Bridges, leader of the Opposition, asked Sepuloni how bad the Government is projecting unemployment to get as the economic impact of the coronavirus sets in - but Sepuloni would not provide the figures. 

"The Prime Minister gave us a sense of the modelling on the health scenarios that there may well be tens of thousands fatalities," Bridges, chair of the committee, said. "That scared New Zealanders into taking the lockdown seriously... I want some numbers from you." 

Sepuloni told Bridges he will have to wait for Treasury to release the official projections next week. 

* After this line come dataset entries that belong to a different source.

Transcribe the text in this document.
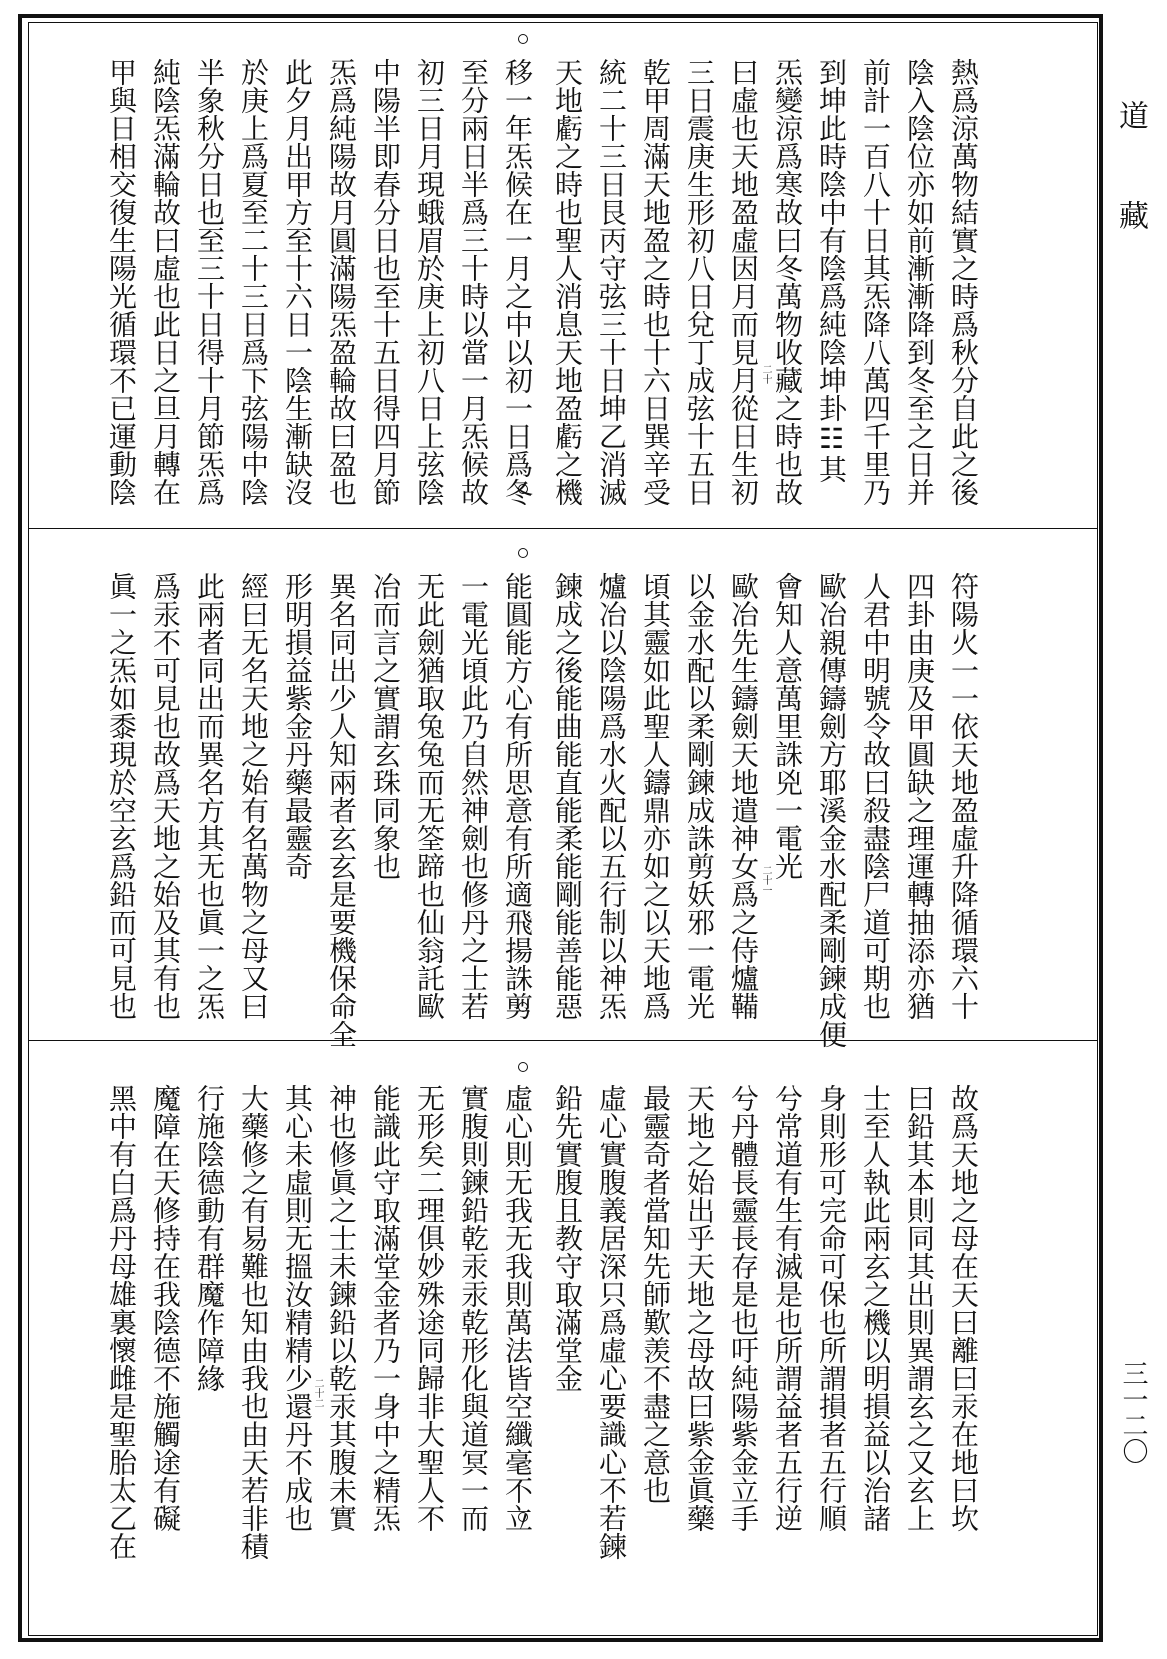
二十
二十一
二十二
道
藏
三一二〇
熱爲涼萬物結實之時爲秋分自此之後
陰入陰位亦如前漸漸降到冬至之日并
前計一百八十日其炁降八萬四千里乃
到坤此時陰中有陰爲純陰坤卦☷其
炁變涼爲寒故曰冬萬物收藏之時也故
曰虛也天地盈虛因月而見月從日生初
三日震庚生形初八日兌丁成弦十五日
乾甲周滿天地盈之時也十六日巽辛受
統二十三日艮丙守弦三十日坤乙消滅
天地虧之時也聖人消息天地盈虧之機
移一年炁候在一月之中以初一日爲冬
至分兩日半爲三十時以當一月炁候故
初三日月現蛾眉於庚上初八日上弦陰
中陽半即春分日也至十五日得四月節
炁爲純陽故月圓滿陽炁盈輪故曰盈也
此夕月出甲方至十六日一陰生漸缺沒
於庚上爲夏至二十三日爲下弦陽中陰
半象秋分日也至三十日得十月節炁爲
純陰炁滿輪故曰虛也此日之旦月轉在
甲與日相交復生陽光循環不已運動陰
符陽火一一依天地盈虛升降循環六十
四卦由庚及甲圓缺之理運轉抽添亦猶
人君中明號令故曰殺盡陰尸道可期也
歐冶親傳鑄劍方耶溪金水配柔剛鍊成便
會知人意萬里誅兇一電光
歐冶先生鑄劍天地遣神女爲之侍爐鞴
以金水配以柔剛鍊成誅剪妖邪一電光
頃其靈如此聖人鑄鼎亦如之以天地爲
爐冶以陰陽爲水火配以五行制以神炁
鍊成之後能曲能直能柔能剛能善能惡
能圓能方心有所思意有所適飛揚誅剪
一電光頃此乃自然神劍也修丹之士若
无此劍猶取兔兔而无筌蹄也仙翁託歐
冶而言之實謂玄珠同象也
異名同出少人知兩者玄玄是要機保命全
形明損益紫金丹藥最靈奇
經曰无名天地之始有名萬物之母又曰
此兩者同出而異名方其无也眞一之炁
爲汞不可見也故爲天地之始及其有也
眞一之炁如黍現於空玄爲鉛而可見也
故爲天地之母在天曰離曰汞在地曰坎
曰鉛其本則同其出則異謂玄之又玄上
士至人執此兩玄之機以明損益以治諸
身則形可完命可保也所謂損者五行順
兮常道有生有滅是也所謂益者五行逆
兮丹體長靈長存是也吁純陽紫金立手
天地之始出乎天地之母故曰紫金眞藥
最靈奇者當知先師歎羡不盡之意也
虛心實腹義居深只爲虛心要識心不若鍊
鉛先實腹且教守取滿堂金
虛心則无我无我則萬法皆空纖毫不立
實腹則鍊鉛乾汞汞乾形化與道冥一而
无形矣二理俱妙殊途同歸非大聖人不
能識此守取滿堂金者乃一身中之精炁
神也修眞之士未鍊鉛以乾汞其腹未實
其心未虛則无搵汝精精少還丹不成也
大藥修之有易難也知由我也由天若非積
行施陰德動有群魔作障緣
魔障在天修持在我陰德不施觸途有礙
黑中有白爲丹母雄裏懷雌是聖胎太乙在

Bridges said the Government is supposed to be about "openness and transparency" and appeared outraged that Sepuloni would not disclose even the Government's rough forecasts. 

"Why should I wait - I know you have them."

Sepuloni replied: "I don't think it's in the public's interest to put out vague information."

National MP Louise Upston, the Opposition's welfare spokesperson, congratulated MSD for all the hard work it's been doing - but she questioned some of the information put forward by the minister. 

Sepuloni said that as of the end of March, there had been an 8.2 percent increase on a year ago in people receiving the main benefit, and revealed a 15 percent increase in people receiving Jobseeker support. 

But Sepuloni clarified that the data only goes up to 27 March, so it doesn't cover the entire March period, and Upston said because of that, it doesn't even reflect the scale of the crisis. 

"What's been happening since 27 March?"

Sepuloni replied, "You can expect an increase, that's for sure."

She said last week MSD received 22,500 benefit applications, but said some of them were duplicates and some applications may not be eligible, so it's not an accurate reflection of how many people have been approved since 27 March. 

Last week, 10,700 benefits were granted, the majority of which were Jobseeker benefits.

The minister revealed in earlier questioning that in contrast to some economists who have predicted up to 20 percent unemployment because of COVID-19, she's seen forecasts of around 5 percent to low double digits. 

She said on Friday MSD will publish weekly information about the Government's wage subsidy scheme, which has so far paid out more than $6 billion to more than 1 million people. 

"The data will be shown for the previous week, every Friday," she said. "The March quarterly benefit figures will be published Thursday 23 April as originally planned. We will revisit the need for weekly benefit data in due course."

Sepuloni said MSD has streamlined benefit application processes so that people can apply and be approved online or phone, with all service centres shut during lockdown. 

She said the MSD calling centres have been under huge pressure, with 107,539 phone calls answered last week, with an average of 95,000 to 100,000 people accessing the online service on most days. 

Sepuloni said 448,476 applications have been made for the wage subsidy scheme, with 14,000 declined because of incomplete applications or employees trying to apply when it has to be the employer. 

She said with 43,000 of the applications there was not enough information to process it, and said sole traders have been difficult to verify. 

MSD chief executive Debbie Power said about 3300 applications older than 10 days will be given priority, with about 350 staff working to process those applications. 

"Our focus has been on clearing the wage subsidy scheme."

She said in the first week, contact centres were under "enormous pressure", with 350,000 people trying to phone MSD. 

"It has got better. Normally we would expect average wait time of eight minutes, that shot up to 45 minutes in the first week, and now it's an average of 15 minutes with longest wait time of 30 minutes."